19 Apr 2013

Racially based threats of violence merit little protection

In the Australian newspaper on 12 April 2013, the Institute of Public Affairs’ Simon Breheny described as ‘unprecedented’ and ‘a radical expansion of the law as it currently stands’ a proposal we made about reform of NSW’s law that criminalises serious racial vilification. Our suggestion is neither of these things.

NSW Premier Barry O’Farrell has asked the Legislative Council’s Standing Committee on Law and Justice to consider the effectiveness of the NSW law ‘having regard to the continued importance of freedom of speech’. The offence has not been used since it was introduced by the Greiner government 24 years ago.

In our written submission, available on the NSW parliament website, and in our appearance before the committee, we addressed the competing interests when speech involves threats of assault or damage to a person’s property because of their race.

The committee’s inquiry is not about the desirability of the racial vilification laws that applied in the Andrew Bolt case last year, but about conduct that is criminalised because it includes threats of violence to members of a racial group.

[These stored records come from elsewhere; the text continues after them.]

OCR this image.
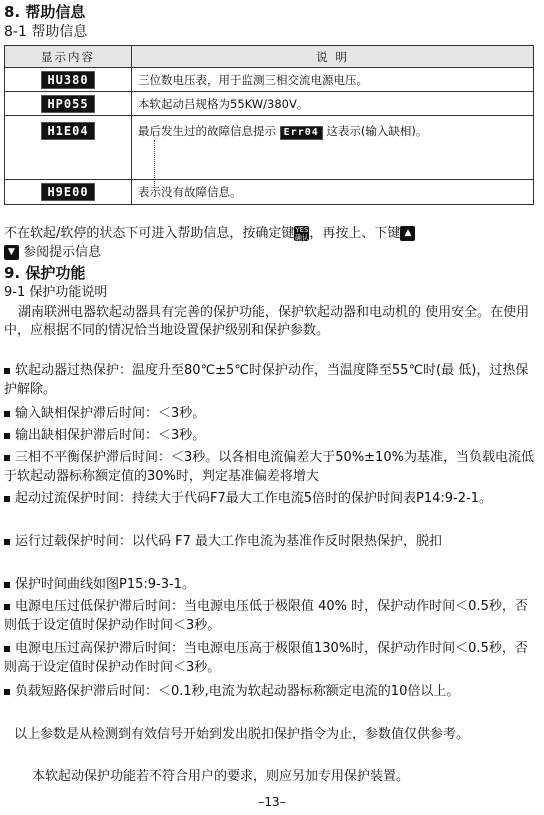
8. 帮助信息
8-1 帮助信息
显示内容	说 明
HU380	三位数电压表，用于监测三相交流电源电压。
HP055	本软起动吕规格为55KW/380V。
H1E04	最后发生过的故障信息提示 Err04 这表示(输入缺相)。
H9E00	表示没有故障信息。
不在软起/软停的状态下可进入帮助信息，按确定键YES 确认，再按上、下键 ▲
▼ 参阅提示信息
9. 保护功能
9-1 保护功能说明
湖南联洲电器软起动器具有完善的保护功能，保护软起动器和电动机的 使用安全。在使用中，应根据不同的情况恰当地设置保护级别和保护参数。
软起动器过热保护：温度升至80℃±5℃时保护动作，当温度降至55℃时(最 低)，过热保护解除。
输入缺相保护滞后时间：＜3秒。
输出缺相保护滞后时间：＜3秒。
三相不平衡保护滞后时间：＜3秒。以各相电流偏差大于50%±10%为基准，当负载电流低于软起动器标称额定值的30%时，判定基准偏差将增大
起动过流保护时间：持续大于代码F7最大工作电流5倍时的保护时间表P14:9-2-1。
运行过载保护时间：以代码 F7 最大工作电流为基准作反时限热保护，脱扣
保护时间曲线如图P15:9-3-1。
电源电压过低保护滞后时间：当电源电压低于极限值 40% 时，保护动作时间＜0.5秒，否则低于设定值时保护动作时间＜3秒。
电源电压过高保护滞后时间：当电源电压高于极限值130%时，保护动作时间＜0.5秒，否则高于设定值时保护动作时间＜3秒。
负载短路保护滞后时间：＜0.1秒,电流为软起动器标称额定电流的10倍以上。
以上参数是从检测到有效信号开始到发出脱扣保护指令为止，参数值仅供参考。
本软起动保护功能若不符合用户的要求，则应另加专用保护装置。
–13–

We recommended some reforms because the current law reflects an outdated view of how serious racial vilification occurs. It focuses on public conduct that incites others to hate members of a particular racial group by threatening physical harm or damage to property. In doing so, it assumes a demagogue on a soap box on a street corner who urges passers-by to respond violently to people because of their race.

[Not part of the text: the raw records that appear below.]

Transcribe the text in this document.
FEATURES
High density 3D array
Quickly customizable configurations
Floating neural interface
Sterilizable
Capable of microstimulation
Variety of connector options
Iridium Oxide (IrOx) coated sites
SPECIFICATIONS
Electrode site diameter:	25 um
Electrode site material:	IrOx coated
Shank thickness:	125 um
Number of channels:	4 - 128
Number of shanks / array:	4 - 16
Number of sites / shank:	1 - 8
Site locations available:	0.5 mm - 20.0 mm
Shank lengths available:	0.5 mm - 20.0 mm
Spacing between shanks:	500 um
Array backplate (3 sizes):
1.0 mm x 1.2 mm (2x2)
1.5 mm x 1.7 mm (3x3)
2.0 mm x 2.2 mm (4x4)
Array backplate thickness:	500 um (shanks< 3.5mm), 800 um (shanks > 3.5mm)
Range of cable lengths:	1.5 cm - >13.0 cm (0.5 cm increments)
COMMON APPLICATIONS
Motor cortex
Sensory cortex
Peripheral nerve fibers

As recent incidents on public transport demonstrate, this is not how serious racial vilification often occurs or the best way of responding to the harm caused by this behaviour.

We submitted to the inquiry that instead of being unlawful to incite a third party to action, it should be an offence to engage in conduct on the basis of race that is intended, or is reasonably likely, to cause a person to have a reasonable fear in the circumstances for their own safety or security of property, or for the safety or security of property of their family or associates.

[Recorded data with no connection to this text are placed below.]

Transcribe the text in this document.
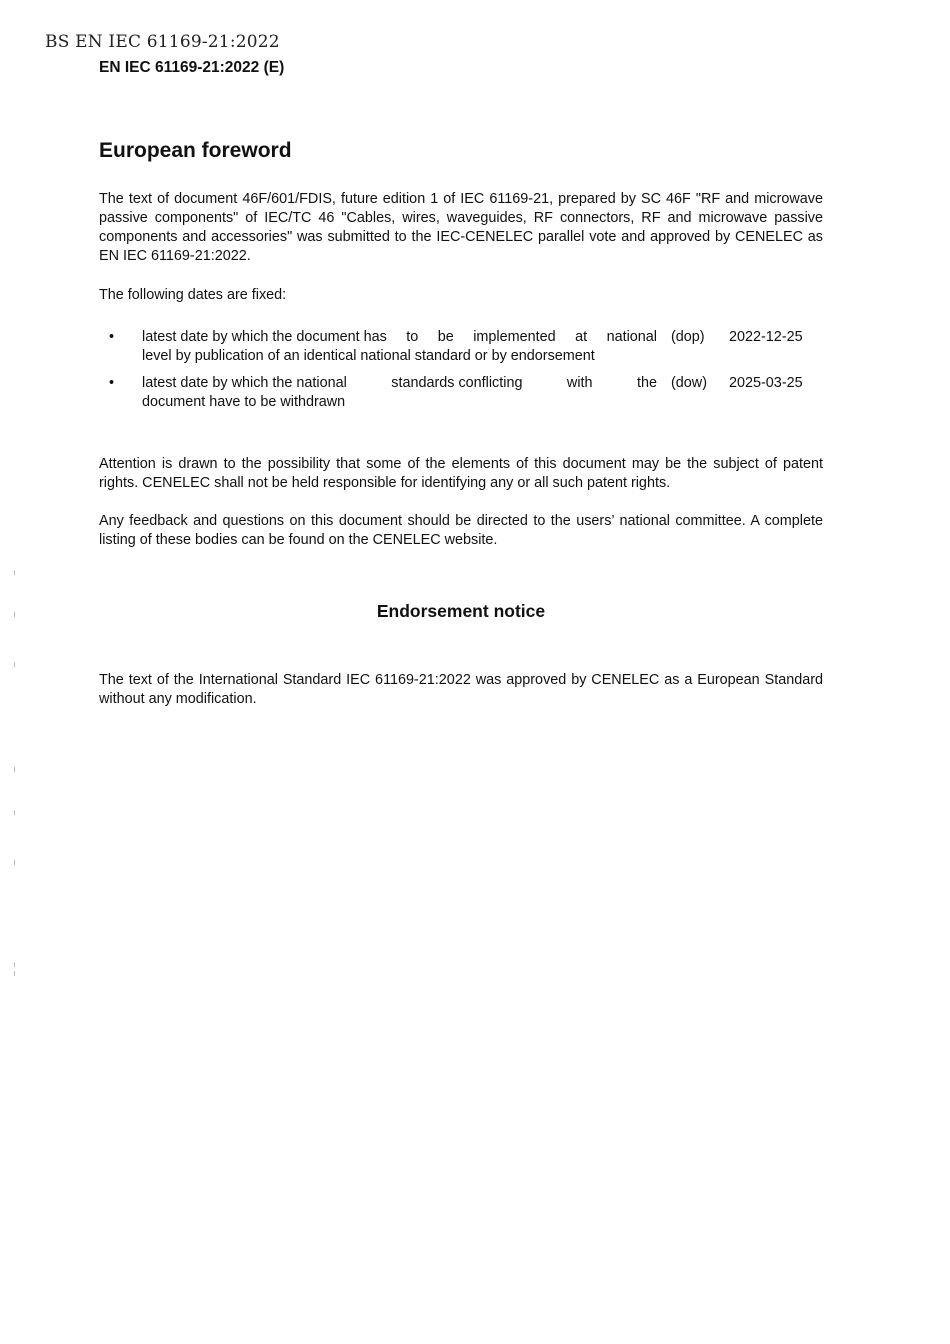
BS EN IEC 61169-21:2022
EN IEC 61169-21:2022 (E)
European foreword

The text of document 46F/601/FDIS, future edition 1 of IEC 61169-21, prepared by SC 46F "RF and microwave passive components" of IEC/TC 46 "Cables, wires, waveguides, RF connectors, RF and microwave passive components and accessories" was submitted to the IEC-CENELEC parallel vote and approved by CENELEC as EN IEC 61169-21:2022.

The following dates are fixed:

• latest date by which the document has to be implemented at national
level by publication of an identical national standard or by endorsement
(dop) 2022-12-25
• latest date by which the national	standards conflicting	with	the
document have to be withdrawn
(dow) 2025-03-25

Attention is drawn to the possibility that some of the elements of this document may be the subject of patent rights. CENELEC shall not be held responsible for identifying any or all such patent rights.

Any feedback and questions on this document should be directed to the users’ national committee. A complete listing of these bodies can be found on the CENELEC website.

Endorsement notice

The text of the International Standard IEC 61169-21:2022 was approved by CENELEC as a European Standard without any modification.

We also submitted that the offence should cover conduct wherever it occurs, except when it was intended to be private. It was this part of our proposal that attracted some animated questions from committee chairman David Clarke and led to Breheny’s comments about the radical nature of the proposed reforms.

The reform we propose for NSW is neither radical nor original. It is simply wrong to say, as Breheny does, that ‘this is a move away from the law as it currently stands’. As we point out in our written submission, we propose that NSW copy a Victorian law dealing with racial vilification that has been in force since 2001, when it was passed with the support of both major parties. Western Australia also has criminal offences for similar conduct, unless it occurs in private.

Nor does our proposal threaten the right of people to have private conversations, as Breheny claims; to the contrary, it exempts conversations that were intended to be private.

The Victorian law on which our proposal is based assumes that conduct involving racial vilification is public, and requires a person to show that it was intended to be private.

Breheny speculates without foundation that this reform is proposed for the same reasons as those that led to the inclusion of a shifting onus in the commonwealth government’s recent draft anti-discrimination law. He suggests that an unspecified ‘they’ will go ‘from one area of law to another changing the onus of proof’.

Many reasonable people might suggest that a person should not be allowed to avoid criminal liability for vilifying comments involving threats of violence even when they were intended to be private. The usual policy is that criminal conduct is criminal wherever it occurs. It is rare for criminal law to allow conduct in private but condemn it in public.

An assault is an assault on the street or in the home.

Our proposal recognises that free speech – even when it involves racially based threats of violence – ought to be allowed when it occurs in private, where it will cause no one to fear for their safety.

The freedom to hold and express unpopular opinions is one of our most important rights. So, too, is the right to live in the community without threats of racially based violence. Sometimes one right must give way substantially to another when great harm is caused by exercising one right.

In a proposal that is far from novel in Australia, we propose that NSW outlaws racially based threats of violence in all but private conversations, because speech of this nature merits little protection.

Written jointly with Neil Rees, and published on 19 April 2013 in The Australian newspaper as Causing fear through hate speech is conduct that crosses the line’.